Rusya'dan çarpıcı seçim analizi: Artık imkansız
Rus düşünce kuruluşu Uluslararası İlişkiler Konseyi’nden çarpıcı analiz: “Türkiye’de iktidar değişse bile Türk – Rus ilişkileri ilerlemeye devam edecektir. Dünyanın geldiği objektif konum bunu gerektirir.”
Dünyanın gözü kulağı 14 Mayıs seçimlerinde.
Başta Economist ve Foreign Policy olmak üzere çeşitli Batılı dergiler, Türkiye’deki seçimlerin sonucunun, diplomasiye büyük etkisi olacağını dile getirdi.

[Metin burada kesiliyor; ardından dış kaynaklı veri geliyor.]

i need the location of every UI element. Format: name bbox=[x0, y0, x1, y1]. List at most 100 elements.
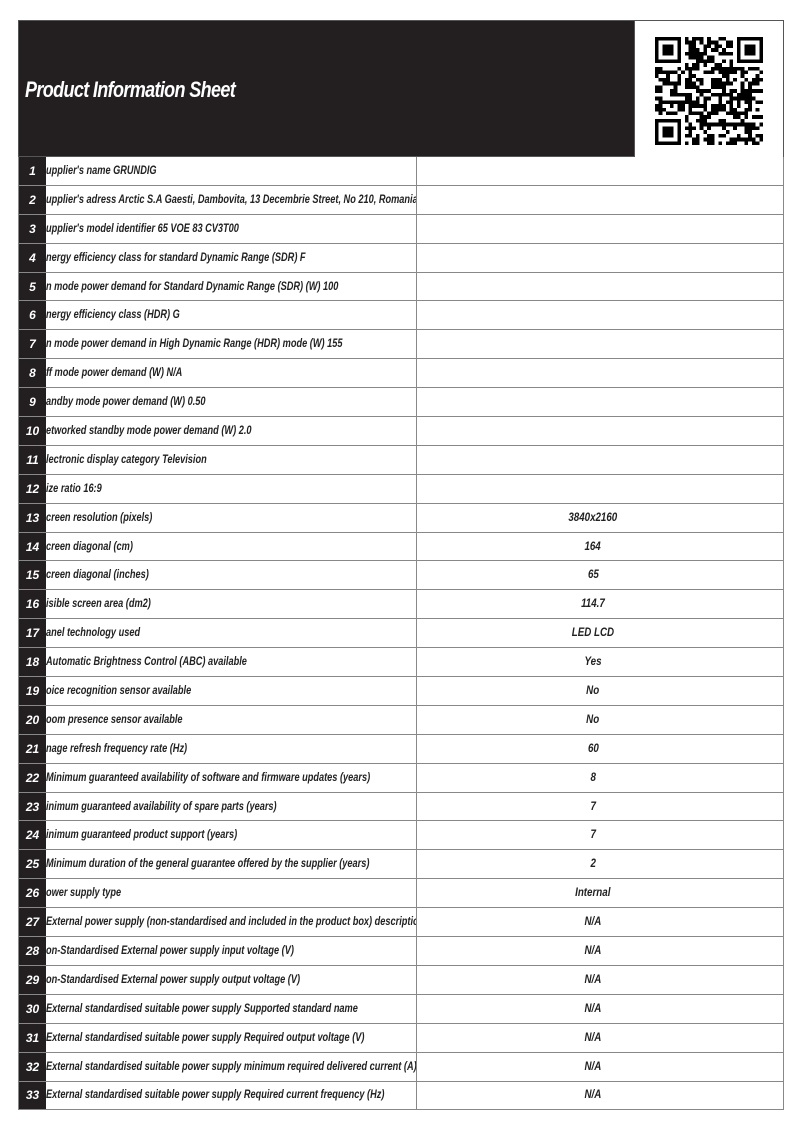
row-label: External standardised suitable power sup… bbox=[46, 994, 417, 1023]
row-label: on-Standardised External power supply in… bbox=[46, 937, 417, 965]
row-label: ff mode power demand (W) N/A bbox=[46, 359, 417, 388]
table-row: 13 creen resolution (pixels) 3840x2160 bbox=[19, 503, 784, 533]
row-label-text: nage refresh frequency rate (Hz) bbox=[46, 742, 188, 755]
table-row: 17 anel technology used LED LCD bbox=[19, 619, 784, 649]
row-number: 20 bbox=[19, 705, 46, 734]
table-row: 3 upplier's model identifier 65 VOE 83 C… bbox=[19, 214, 784, 244]
table-row: 31 External standardised suitable power … bbox=[19, 1023, 784, 1053]
row-number: 2 bbox=[19, 185, 46, 214]
row-label: nage refresh frequency rate (Hz) bbox=[46, 734, 417, 763]
row-label-text: ower supply type bbox=[46, 887, 122, 900]
row-value bbox=[417, 214, 784, 243]
row-label-text: oom presence sensor available bbox=[46, 713, 183, 726]
row-label: n mode power demand in High Dynamic Rang… bbox=[46, 330, 417, 359]
row-value bbox=[417, 301, 784, 330]
row-label: oice recognition sensor available bbox=[46, 677, 417, 705]
row-value bbox=[417, 417, 784, 445]
row-label-text: ff mode power demand (W) N/A bbox=[46, 367, 183, 380]
row-value bbox=[417, 243, 784, 272]
row-label-text: upplier's model identifier 65 VOE 83 CV3… bbox=[46, 222, 239, 235]
table-row: 7 n mode power demand in High Dynamic Ra… bbox=[19, 330, 784, 360]
row-value bbox=[417, 445, 784, 474]
row-label: External standardised suitable power sup… bbox=[46, 1023, 417, 1052]
row-number: 11 bbox=[19, 445, 46, 474]
row-number: 28 bbox=[19, 937, 46, 965]
row-label: upplier's name GRUNDIG bbox=[46, 157, 417, 185]
row-number: 16 bbox=[19, 590, 46, 619]
row-value-text: LED LCD bbox=[571, 627, 615, 640]
table-row: 4 nergy efficiency class for standard Dy… bbox=[19, 243, 784, 273]
row-value-text: 114.7 bbox=[581, 598, 605, 611]
row-label: Automatic Brightness Control (ABC) avail… bbox=[46, 648, 417, 677]
row-label: etworked standby mode power demand (W) 2… bbox=[46, 417, 417, 445]
row-label-text: upplier's adress Arctic S.A Gaesti, Damb… bbox=[46, 193, 417, 206]
table-row: 26 ower supply type Internal bbox=[19, 879, 784, 909]
row-label-text: n mode power demand for Standard Dynamic… bbox=[46, 280, 339, 293]
row-number: 1 bbox=[19, 157, 46, 185]
table-row: 32 External standardised suitable power … bbox=[19, 1052, 784, 1082]
row-number: 8 bbox=[19, 359, 46, 388]
row-label-text: on-Standardised External power supply in… bbox=[46, 944, 294, 957]
table-row: 28 on-Standardised External power supply… bbox=[19, 937, 784, 966]
row-value: 114.7 bbox=[417, 590, 784, 619]
row-value-text: 8 bbox=[590, 771, 596, 784]
row-number: 33 bbox=[19, 1081, 46, 1110]
row-label: creen diagonal (cm) bbox=[46, 532, 417, 561]
table-row: 1 upplier's name GRUNDIG bbox=[19, 157, 784, 186]
row-value: N/A bbox=[417, 1052, 784, 1081]
row-label-text: nergy efficiency class (HDR) G bbox=[46, 309, 180, 322]
row-value: N/A bbox=[417, 994, 784, 1023]
row-label: External power supply (non-standardised … bbox=[46, 908, 417, 937]
row-number: 30 bbox=[19, 994, 46, 1023]
table-row: 10 etworked standby mode power demand (W… bbox=[19, 417, 784, 446]
table-row: 20 oom presence sensor available No bbox=[19, 705, 784, 735]
row-value-text: N/A bbox=[584, 916, 602, 929]
table-row: 25 Minimum duration of the general guara… bbox=[19, 850, 784, 880]
row-label-text: Minimum guaranteed availability of softw… bbox=[46, 771, 371, 784]
qr-code-icon bbox=[655, 37, 763, 145]
row-label-text: etworked standby mode power demand (W) 2… bbox=[46, 424, 252, 437]
row-value-text: No bbox=[586, 684, 600, 697]
row-number: 23 bbox=[19, 792, 46, 821]
row-label: Minimum duration of the general guarante… bbox=[46, 850, 417, 879]
row-label: nergy efficiency class for standard Dyna… bbox=[46, 243, 417, 272]
row-label: External standardised suitable power sup… bbox=[46, 1081, 417, 1110]
row-value-text: No bbox=[586, 713, 600, 726]
row-label: upplier's model identifier 65 VOE 83 CV3… bbox=[46, 214, 417, 243]
product-information-sheet: Product Information Sheet 1 upplier's na… bbox=[18, 20, 784, 1111]
table-row: 15 creen diagonal (inches) 65 bbox=[19, 561, 784, 591]
row-label-text: upplier's name GRUNDIG bbox=[46, 164, 157, 177]
row-number: 27 bbox=[19, 908, 46, 937]
table-row: 2 upplier's adress Arctic S.A Gaesti, Da… bbox=[19, 185, 784, 215]
row-value-text: N/A bbox=[584, 973, 602, 986]
table-row: 16 isible screen area (dm2) 114.7 bbox=[19, 590, 784, 620]
row-label: inimum guaranteed product support (years… bbox=[46, 821, 417, 850]
row-label-text: inimum guaranteed availability of spare … bbox=[46, 800, 277, 813]
row-value: N/A bbox=[417, 1081, 784, 1110]
info-table: 1 upplier's name GRUNDIG 2 upplier's adr… bbox=[18, 157, 784, 1111]
row-number: 14 bbox=[19, 532, 46, 561]
page-title: Product Information Sheet bbox=[25, 77, 236, 102]
row-number: 10 bbox=[19, 417, 46, 445]
row-value: 164 bbox=[417, 532, 784, 561]
row-number: 4 bbox=[19, 243, 46, 272]
row-number: 15 bbox=[19, 561, 46, 590]
row-number: 13 bbox=[19, 503, 46, 532]
table-row: 11 lectronic display category Television bbox=[19, 445, 784, 475]
row-value: 8 bbox=[417, 763, 784, 792]
row-value: N/A bbox=[417, 908, 784, 937]
row-value-text: 2 bbox=[590, 858, 596, 871]
row-label: inimum guaranteed availability of spare … bbox=[46, 792, 417, 821]
row-value-text: Internal bbox=[575, 887, 611, 900]
row-label: creen diagonal (inches) bbox=[46, 561, 417, 590]
row-value: 3840x2160 bbox=[417, 503, 784, 532]
row-value bbox=[417, 157, 784, 185]
row-label-text: nergy efficiency class for standard Dyna… bbox=[46, 251, 306, 264]
row-value bbox=[417, 185, 784, 214]
row-label-text: lectronic display category Television bbox=[46, 453, 207, 466]
row-value bbox=[417, 330, 784, 359]
row-label-text: Minimum duration of the general guarante… bbox=[46, 858, 370, 871]
sheet-header: Product Information Sheet bbox=[18, 20, 784, 157]
row-label-text: ize ratio 16:9 bbox=[46, 482, 102, 495]
row-number: 12 bbox=[19, 474, 46, 503]
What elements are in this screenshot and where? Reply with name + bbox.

ABD Kongresi’ne sunulan Türkiye raporunda da seçimlerin sonucunda Kemal Kılıçdaroğlu’nun kazanması halinde, Batı ile ilişkilerin gelişeceği çıkarımında bulunuldu.
Öte yandan Rus düşünce kuruluşu Rusya Uluslararası İlişkiler Konseyi analisti Fedor Lukyanov, Türkiye’de iktidar değişimi olmasının, Türk – Rus ilişkilerini geriletmeyeceğini ifade etti.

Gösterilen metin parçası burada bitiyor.